Last year Japan’s largest credit card provider, JCB, partnered with startup LayerX for blockchain solutions for B2B payments. Today they jointly published a paper on blockchain privacy and confidentiality.
The focus is on confidential computing, which enables companies to share data privately to make calculations. This lets companies share calculation results on underlying data they can’t see. The data sharing is done off-chain, but blockchain might be used for logging.
Confidential computing
One of the most common examples of confidential computing is to assess creditworthiness, where someone might allow their transaction data to be used. This enables calculations to assess the ability to pay without sharing the transactions themselves. That way, the credit assessor can’t actually see who is being paid.
An interesting potential application identified by LayerX is anti money laundering (AML) procedures. A key disadvantage of conventional payments compared to blockchain native payments is that banks can only see the transaction they’re involved with. They can’t see where the money has come from. Currently, banks tend to share blacklisted accounts. But confidential computing may hold some promise.
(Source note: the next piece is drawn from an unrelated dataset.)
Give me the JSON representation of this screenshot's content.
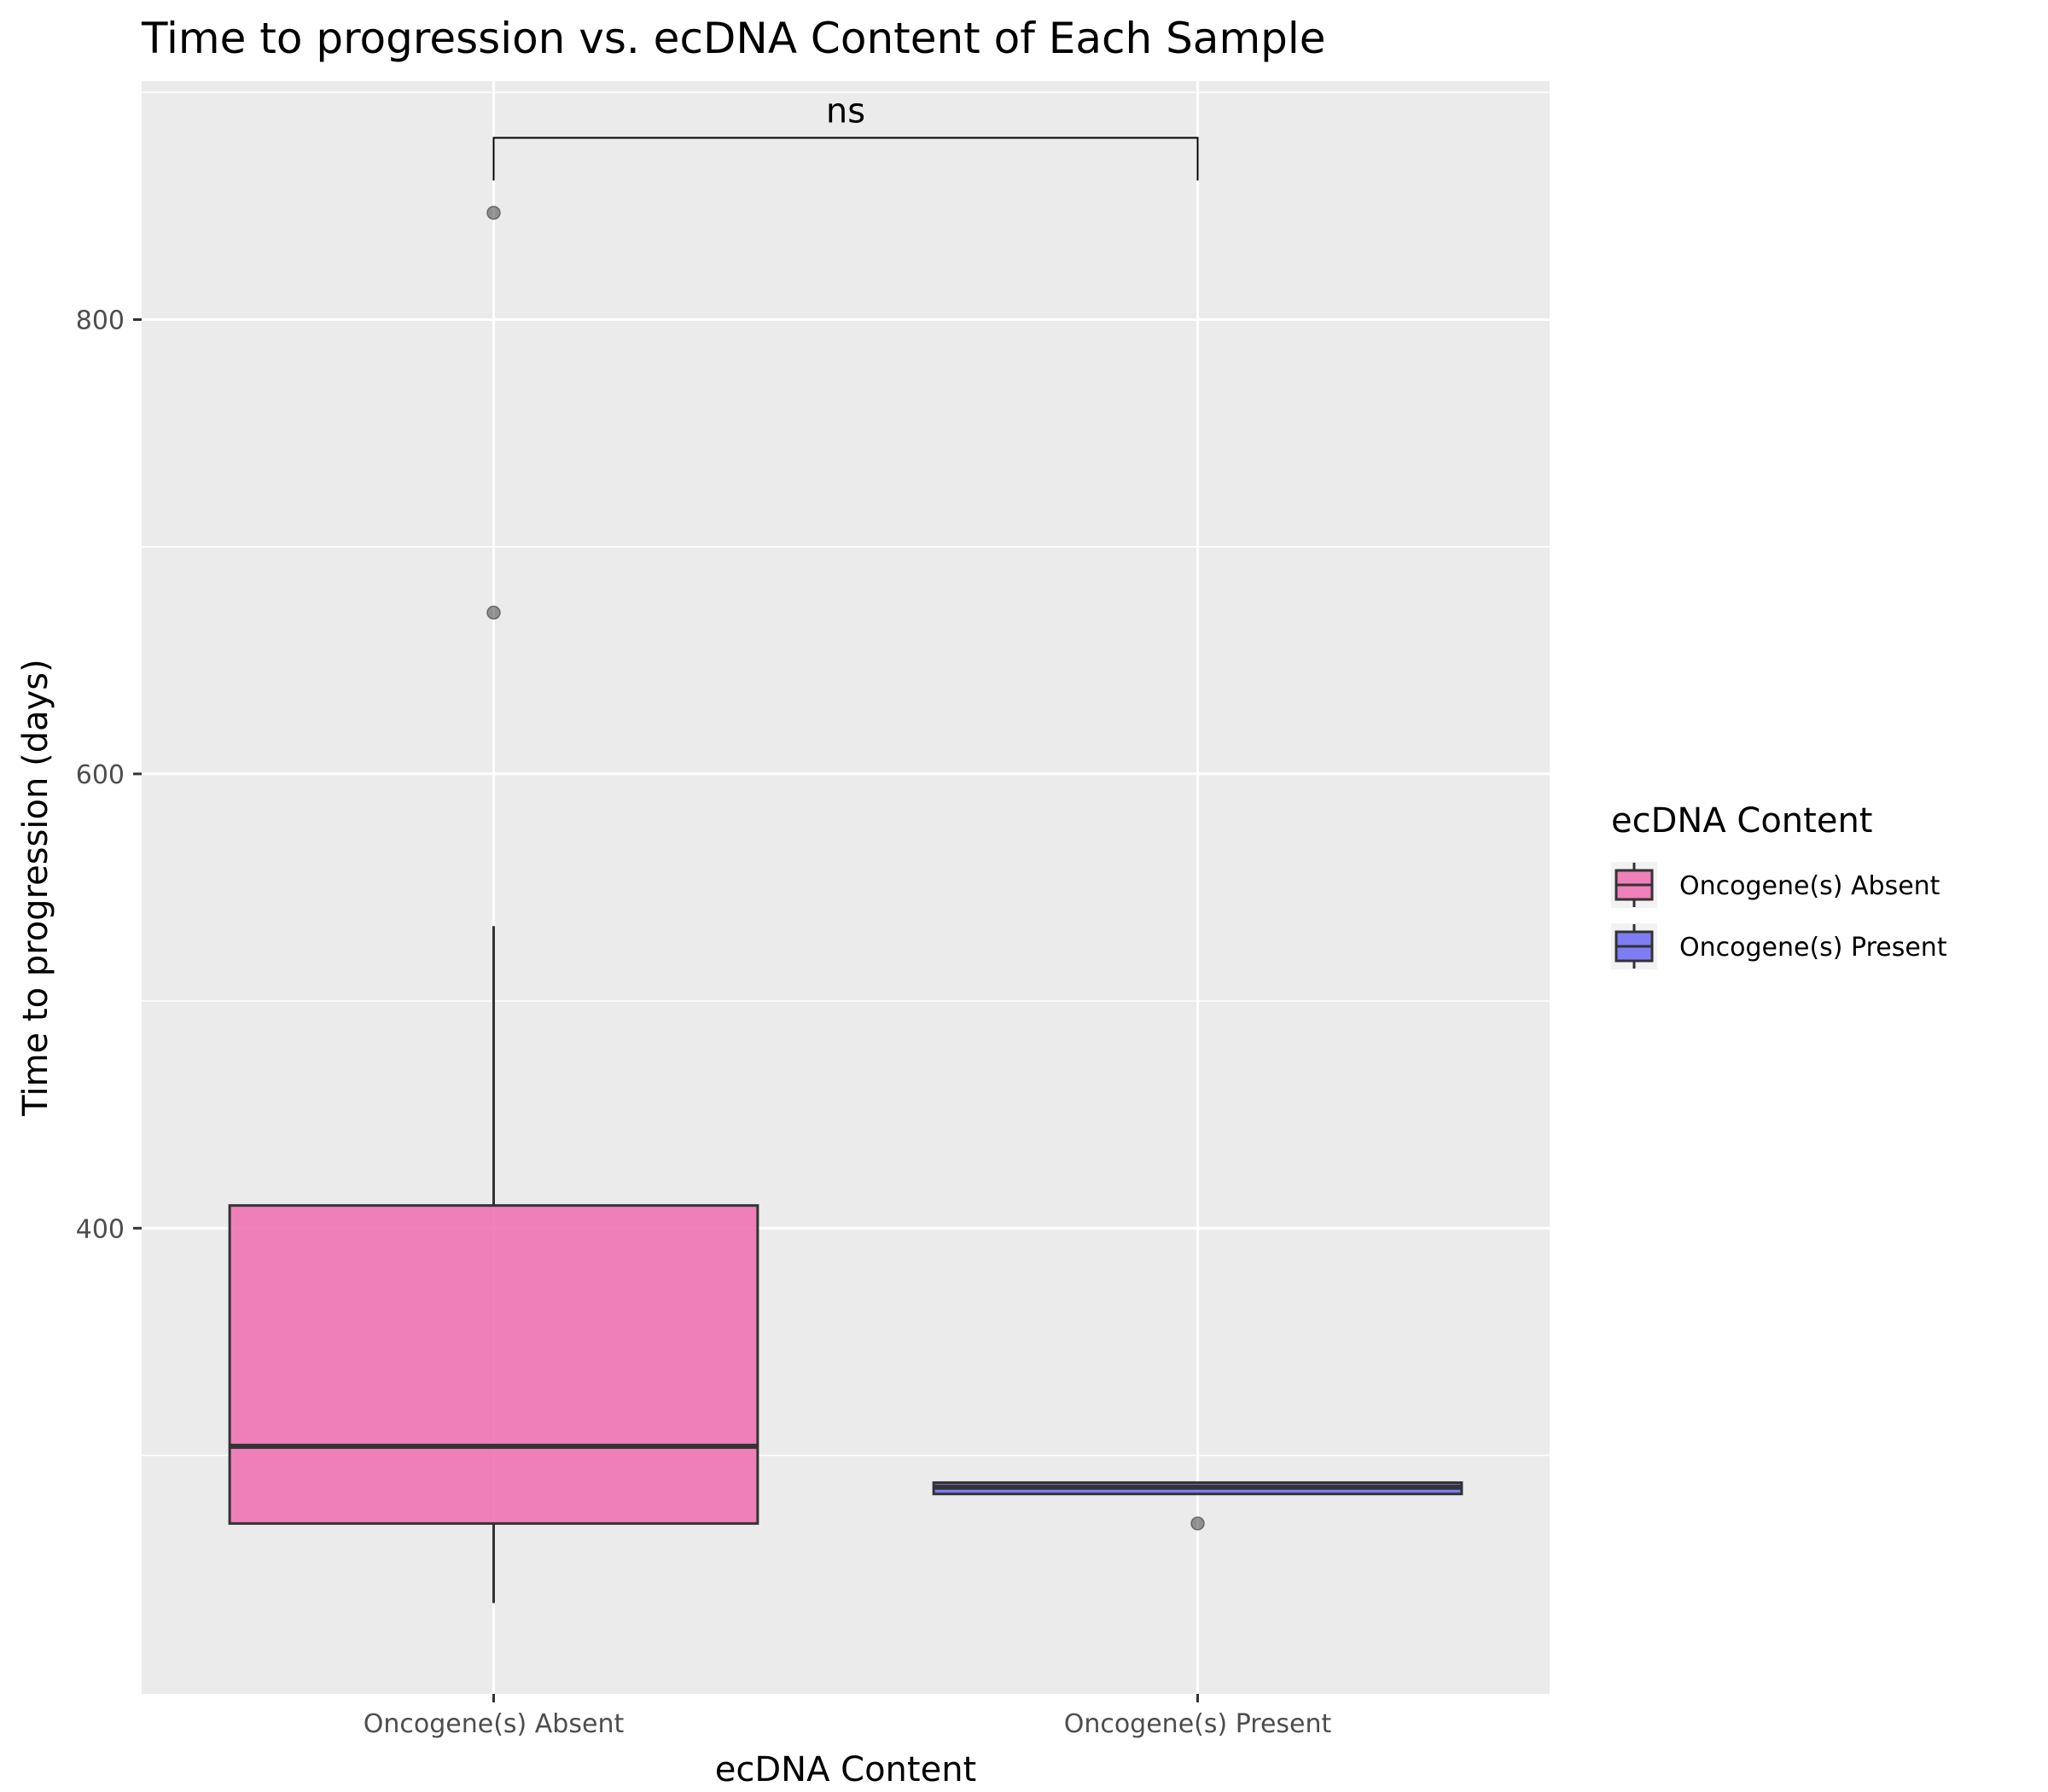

The use cases highlighted in the paper are transaction tracking, AML, using payment history from multiple companies, and programmable money. In the latter case, the example given was telematics, in which the insured’s driving behavior determines the size of the premium to be paid. Safer driving makes for cheaper insurance. Telematics can be somewhat invasive, logging everywhere someone goes. Instead of sharing the person’s travel details, it would be possible to calculate a driver safety score by using confidential computing.
LayerX has its Anonify technology, which uses Intel’s SGX chips as a secure enclave. The enclave is a Trusted Execution Environment (TEE), where calculations are run within a black box-like environment. The TEE is ringfenced from the rest of the operating system. Data that goes into the black box is encrypted, and it’s only temporarily decrypted for the calculations.
Netting solutions?
When JCB and LayerX first announced their collaboration last year, the target was to net bilateral payments for SMEs. This was not mentioned in the whitepaper. A month ago, a Singapore startup OneHypernet announced a cross border netting solution for payments that also uses confidential computing. The multilateral netting project combines two technologies from R3, its Corda enterprise blockchain and Conclave confidential computing offering.
There have been various initiatives looking to combine confidential computing and blockchain. The Enterprise Ethereum Alliance issued some Trusted Compute Specifications, Hyperledger Avalon aims to implement some of those specifications, and Visa also has its LucidiTEE solution.